2021-05-07-09-47-37-999033.png
Add and Custom P Values in geom_signif()
通过:

  1. y_position = c(4.5, 4.)

设置P值的具体添加位置。

「样例三」:

  1. test_data<- data.frame(
  2. Group = c("S1", "S1", "S2", "S2"),
  3. Sub = c("A", "B", "A", "B"),
  4. Value = c(2, 5, 7, 8)
  5. )
  6. # 可视化绘制
  7. ggplot(test_data, aes(x = Group, y = Value)) +
  8. geom_bar(aes(fill = Sub), stat = "identity", position = "dodge", width = .6) +
  9. geom_signif(
  10. y_position = c(5.3, 8.3), xmin = c(0.8, 1.8), xmax = c(1.2, 2.2),
  11. annotation = c("**", "NS")) +
  12. geom_signif(
  13. comparisons = list(c("S1", "S2")),size=.7,
  14. y_position = 9.3, vjust = 0.2)+
  15. scale_fill_grey() +
  16. labs(
  17. title = "Example of <span style='color:#D20F26'>ggsignif::geom_signif function</span>",
  18. subtitle = "processed charts with <span style='color:#1A73E8'>geom_signif() in geom_bar</span>",
  19. caption = "Visualization by <span style='color:#DD6449'>DataCharm</span>") +
  20. hrbrthemes::theme_ipsum(base_family = "Roboto Condensed") +
  21. theme(
  22. plot.title = element_markdown(hjust = 0.5,vjust = .5,color = "black",
  23. size = 20, margin = margin(t = 1, b = 12)),
  24. plot.subtitle = element_markdown(hjust = 0,vjust = .5,size=15),
  25. plot.caption = element_markdown(face = 'bold',size = 12))

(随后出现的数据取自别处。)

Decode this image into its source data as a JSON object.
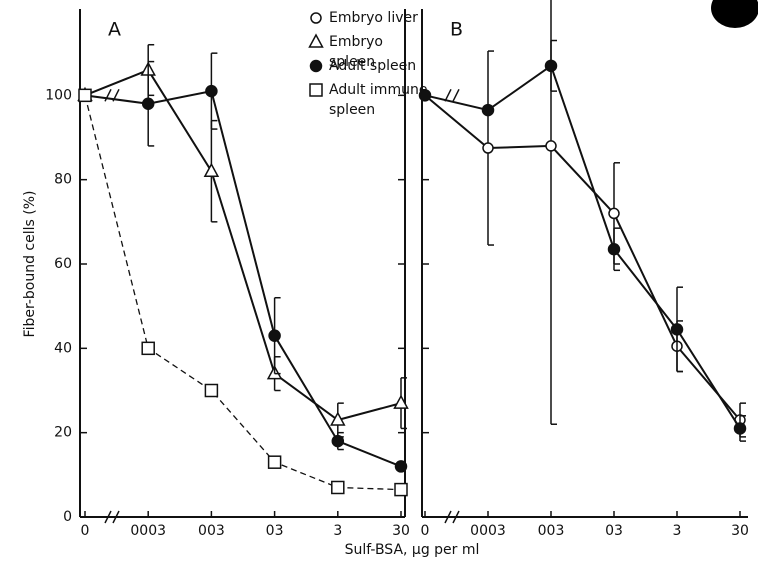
{
  "chart_data": [
    {
      "type": "line",
      "panel": "A",
      "ylabel": "Fiber-bound cells (%)",
      "xlabel": "Sulf-BSA, µg per ml",
      "categories": [
        "0",
        "0003",
        "003",
        "03",
        "3",
        "30"
      ],
      "ylim": [
        0,
        120
      ],
      "yticks": [
        0,
        20,
        40,
        60,
        80,
        100
      ],
      "legend": true,
      "series": [
        {
          "name": "Embryo liver",
          "marker": "open-circle",
          "values": [
            null,
            null,
            null,
            null,
            null,
            null
          ]
        },
        {
          "name": "Embryo spleen",
          "marker": "open-triangle",
          "values": [
            100,
            106,
            82,
            34,
            23,
            27
          ],
          "errors": [
            null,
            6,
            12,
            4,
            4,
            6
          ]
        },
        {
          "name": "Adult spleen",
          "marker": "filled-circle",
          "values": [
            100,
            98,
            101,
            43,
            18,
            12
          ],
          "errors": [
            null,
            10,
            9,
            9,
            2,
            null
          ]
        },
        {
          "name": "Adult immune spleen",
          "marker": "open-square",
          "dashed": true,
          "values": [
            100,
            40,
            30,
            13,
            7,
            6.5
          ]
        }
      ]
    },
    {
      "type": "line",
      "panel": "B",
      "categories": [
        "0",
        "0003",
        "003",
        "03",
        "3",
        "30"
      ],
      "ylim": [
        0,
        120
      ],
      "yticks": [
        0,
        20,
        40,
        60,
        80,
        100
      ],
      "legend": false,
      "series": [
        {
          "marker": "open-circle",
          "values": [
            100,
            87.5,
            88,
            72,
            40.5,
            23
          ],
          "errors": [
            null,
            23,
            66,
            12,
            6,
            4
          ]
        },
        {
          "marker": "filled-circle",
          "values": [
            100,
            96.5,
            107,
            63.5,
            44.5,
            21
          ],
          "errors": [
            null,
            null,
            6,
            5,
            10,
            3
          ]
        }
      ]
    }
  ]
}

2021-05-07-09-47-38-090652.png
Add P Vlaus on geom_bar() in geom_signif()
通过:

  1. y_position = c(5.3, 8.3), xmin = c(0.8, 1.8), xmax = c(1.2, 2.2),
  2. annotation = c("**", "NS")
  3. comparisons = list(c("S1", "S2")),size=.7,
  4. y_position = 9.3, vjust = 0.2

设置P值显示样式和样式(粗细、位置等)。
是不是觉得使用R-ggsignif包绘制P值更加方便些呢,更多属性设置和其他用法,可以去ggsigni包官网进行查阅。